Novelas/leilões por Gustavo Scarpa à parte, outro “reforço” que não deve ser esquecido foi a contratação em definitivo de Jucilei, por um preço bem mais acessível do que poderíamos prever inicialmente. É bem verdade que Juça oscilou um bocado na temporada de empréstimo: demorou para entrar em forma, ganhou a vaga, foi bem, foi mal, retornou muito bem em algumas partidas, depois caiu novamente… O fato é que o volante saxofonista, atleta bem acima da média do futebol brasileiro, pode e deve render muito mais em 2018.

O semestre anterior, por mais turbulento que tenha sido, serviu para estabelecer peças como Militão, Arboleda, Petros e Marcos Guilherme como nomes importantes do plantel. Serviu também para dar sobrevida a Sidão, o nosso René Higuita: referência positiva no vestiário, jogador bastante útil, mas um goleiro tecnicamente muito questionável. Serviu para que Rodrigo Caio mais uma vez desse a cara a tapa e crescesse de produção no momento mais duro da temporada, embora raramente seja reconhecido por isso. Serviu para que um operário como Edimar mostrasse que o arroz com feijão não se dispensa (mas não custava colocar algum tempero, né?).

Cotia segue abastecendo o profissional do São Paulo, que conta com 16 crias da casa em seu elenco, diversas delas com idade para estarem disputando a Copinha. Com a deserção de Pratto, crescem as chances de Brenner ser usado com maior frequência desde já. O torcedor anseia por ver o maior artilheiro dos últimos tempos da base visitando os barbantes dos goleiros país afora e não sendo vendido por alguns caraminguás trazidos por Giuliano Bertolucci depois de uns meses para algum Wolverhampton da vida. Trata-se, claro, da maior promessa tricolor em tempos, mas não da única.

Diante do São Bento, na estreia do Paulista, Dorival Júnior escalou um time quase C, promovendo diversos debutes de garotos na equipe profissional. É preciso reconhecer que Rony cochilou no primeiro gol, após Maicosuel ser cortado feito um aspirante; o capitão Araruna teve atuação simplesmente imperceptível e Junior Tavares não deu nenhuma amostra dos predicados que fazem o treinador acreditar que ele pode render como ponta. Com um time estático, o São Paulo reeditou o velho problema do 2o semestre de 2017: a lentidão e ausência de nomes para puxar contra-ataques. Somada a isso, uma flagrante incapacidade de prender a bola também ajudou a resultar num jogo chocho.

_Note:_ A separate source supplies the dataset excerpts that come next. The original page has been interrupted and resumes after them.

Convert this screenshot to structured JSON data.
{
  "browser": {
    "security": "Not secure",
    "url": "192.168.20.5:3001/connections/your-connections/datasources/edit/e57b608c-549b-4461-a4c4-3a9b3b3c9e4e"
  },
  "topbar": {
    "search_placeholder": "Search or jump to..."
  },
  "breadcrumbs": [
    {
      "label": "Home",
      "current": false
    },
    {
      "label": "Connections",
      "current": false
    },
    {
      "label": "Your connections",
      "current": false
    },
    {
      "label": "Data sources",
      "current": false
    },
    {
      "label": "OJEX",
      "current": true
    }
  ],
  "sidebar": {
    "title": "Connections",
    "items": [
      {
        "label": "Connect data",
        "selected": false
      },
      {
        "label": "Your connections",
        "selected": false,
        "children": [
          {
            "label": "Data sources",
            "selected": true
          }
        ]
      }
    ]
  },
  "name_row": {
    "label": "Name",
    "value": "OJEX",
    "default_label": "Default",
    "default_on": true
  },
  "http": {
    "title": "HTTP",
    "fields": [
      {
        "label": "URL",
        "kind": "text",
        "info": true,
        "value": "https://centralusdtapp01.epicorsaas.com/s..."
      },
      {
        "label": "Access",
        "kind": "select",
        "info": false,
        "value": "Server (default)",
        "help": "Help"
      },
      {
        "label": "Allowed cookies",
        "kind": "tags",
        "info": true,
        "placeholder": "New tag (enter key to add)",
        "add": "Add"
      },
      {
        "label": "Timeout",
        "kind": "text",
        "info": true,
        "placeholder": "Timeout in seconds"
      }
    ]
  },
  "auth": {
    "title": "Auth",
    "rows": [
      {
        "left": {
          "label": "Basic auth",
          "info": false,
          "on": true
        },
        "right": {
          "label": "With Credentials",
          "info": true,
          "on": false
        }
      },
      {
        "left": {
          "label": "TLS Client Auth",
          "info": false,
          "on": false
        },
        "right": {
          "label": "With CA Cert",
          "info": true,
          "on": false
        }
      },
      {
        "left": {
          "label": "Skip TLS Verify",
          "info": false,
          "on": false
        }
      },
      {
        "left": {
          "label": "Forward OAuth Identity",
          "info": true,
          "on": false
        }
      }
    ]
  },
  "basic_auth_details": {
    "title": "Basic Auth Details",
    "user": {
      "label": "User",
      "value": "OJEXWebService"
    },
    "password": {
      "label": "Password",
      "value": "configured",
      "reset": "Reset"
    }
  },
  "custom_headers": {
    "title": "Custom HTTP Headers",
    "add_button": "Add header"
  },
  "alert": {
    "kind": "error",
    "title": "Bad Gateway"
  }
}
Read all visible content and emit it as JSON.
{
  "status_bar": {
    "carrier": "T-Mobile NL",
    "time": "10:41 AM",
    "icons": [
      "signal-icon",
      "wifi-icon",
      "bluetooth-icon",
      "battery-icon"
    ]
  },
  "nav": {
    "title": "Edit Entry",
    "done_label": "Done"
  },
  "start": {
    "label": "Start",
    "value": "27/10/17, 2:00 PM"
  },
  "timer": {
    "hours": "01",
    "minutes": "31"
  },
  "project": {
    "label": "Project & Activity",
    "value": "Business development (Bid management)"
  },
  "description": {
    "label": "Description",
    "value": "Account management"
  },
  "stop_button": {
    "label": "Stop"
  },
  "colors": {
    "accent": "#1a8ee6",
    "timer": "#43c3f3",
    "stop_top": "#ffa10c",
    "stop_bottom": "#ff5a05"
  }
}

A criação de jogadas tricolor ficou basicamente por conta de Paulo Henrique, o meia que em duas ocasiões mostrou suas qualidades e levou perigo à meta dos donos da casa. Na segunda etapa, as entradas de Marquinhos Cipriano e Brenner não alteraram o quadro infértil de uma equipe que deve usar os primeiros jogos do arrastado Paulistão para dar cancha aos meninos de Cotia, enquanto prepara lentamente nomes como Diego Souza, Petros, Cueva, Militão e Jucilei para a parte realmente crítica da temporada que se inicia.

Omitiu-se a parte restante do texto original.